Shortly after the Palestinian refugee-camp massacres left Begin reeling, the death of his wife in November 1982 from chronic asthma and a heart attack devastated him. On a state visit to Washington when he heard the news, Begin canceled his appointments with President Reagan and flew home immediately, distraught that he was not with Aliza when she died. "She was his closest associate; they shared everything," says Klimovitsky. "He couldn't go it alone." He lost weight rapidly, and his suits hung over his shrinking frame like cast-off clothing on a coat hanger. His health was failing—he had suffered a massive heart attack in 1977, a stroke in 1979 and another mild heart attack in 1980—and the medicines he took left him groggy. "One spoke to him," said a diplomat, "and he gazed vacantly into space." As the ordeal continued, Begin told a senior aide, "I am no longer master of my body, my body is master of me."

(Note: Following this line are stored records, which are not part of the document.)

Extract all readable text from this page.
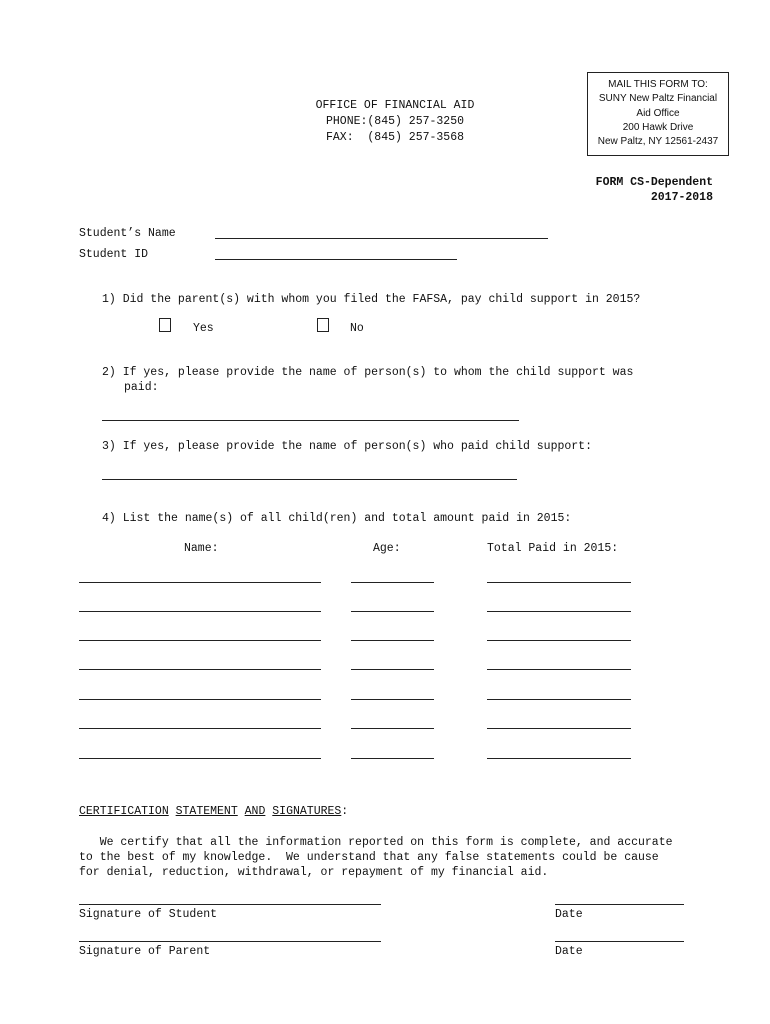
MAIL THIS FORM TO:
SUNY New Paltz Financial
Aid Office
200 Hawk Drive
New Paltz, NY 12561-2437
OFFICE OF FINANCIAL AID
PHONE:(845) 257-3250
FAX:  (845) 257-3568
FORM CS-Dependent
2017-2018
Student’s Name
Student ID
1) Did the parent(s) with whom you filed the FAFSA, pay child support in 2015?
Yes	No
2) If yes, please provide the name of person(s) to whom the child support was
paid:
3) If yes, please provide the name of person(s) who paid child support:
4) List the name(s) of all child(ren) and total amount paid in 2015:
Name:	Age:	Total Paid in 2015:
CERTIFICATION STATEMENT AND SIGNATURES:
We certify that all the information reported on this form is complete, and accurate
to the best of my knowledge.  We understand that any false statements could be cause
for denial, reduction, withdrawal, or repayment of my financial aid.
Signature of Student	Date
Signature of Parent	Date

By then, Begin was no longer master of his government either. Throughout the spring and summer of 1983, Israel was rocked with internal troubles—a projected inflation rate of 160 percent and strikes by airline workers and doctors—as well as by continued skirmishing in Lebanon. Begin, once a firm, autocratic administrator and adept parliamentarian, sat silently as his cabinet meetings degenerated into shouting matches. "This government," said Welfare Minister Aharon Uzan in a TV interview in August, "is like a ship without a captain." Two days later a haggard Begin stood up at the end of a cabinet meeting and almost inaudibly announced his resignation. "Please, let me be," he said. "I cannot continue any longer."
For days crowds demonstrated outside the Prime Minister's residence. "Begin, Begin, do not leave us," they screamed. During that period, Begin received aides who urged him to reconsider. He turned down their pleas, and in early September he locked the gates and allowed no more visitors. Even Klimovitsky was barred. She, however, remains understanding. "Look, he is going through a period of deep sadness," she says. "Every person needs a quiet corner to relax in." Klimovitsky refuses to give up on Begin. "When he feels better, he will write the books he wants to—a biography of Garibaldi and three volumes entitled From Holocaust to Redemption." When Begin is ready to write, Klimovitsky will be there to help him.
- Mira Avrech.
In the frigid predawn darkness, dozens of photographers perched on rooftops overlooking Jerusalem's cemetery on the Mount of Olives. With their cameras pointed toward the grave of Aliza Begin, they shivered, waiting for a rare chance to catch former Prime Minister Menachem Begin in their viewfinders. Begin had not appeared in public since his sudden resignation last Aug. 28. Rumors had spread that he would skip the traditional Jewish ceremony on the first anniversary of his beloved wife's death and instead visit the cemetery under cover of darkness to pray privately. The photographers blew on their frozen fingers, stamped their icy feet and scanned the cemetery, but the old warrior did not appear. Nor did he join his son, Beni, 40, and his daughters, Chassia, 37, and Leah, 34, at the memorial services at noon the following day. Instead, he sat with a flannel bathrobe draped over his pale, emaciated frame and watched the tribute to his wife of 43 years on an old television set.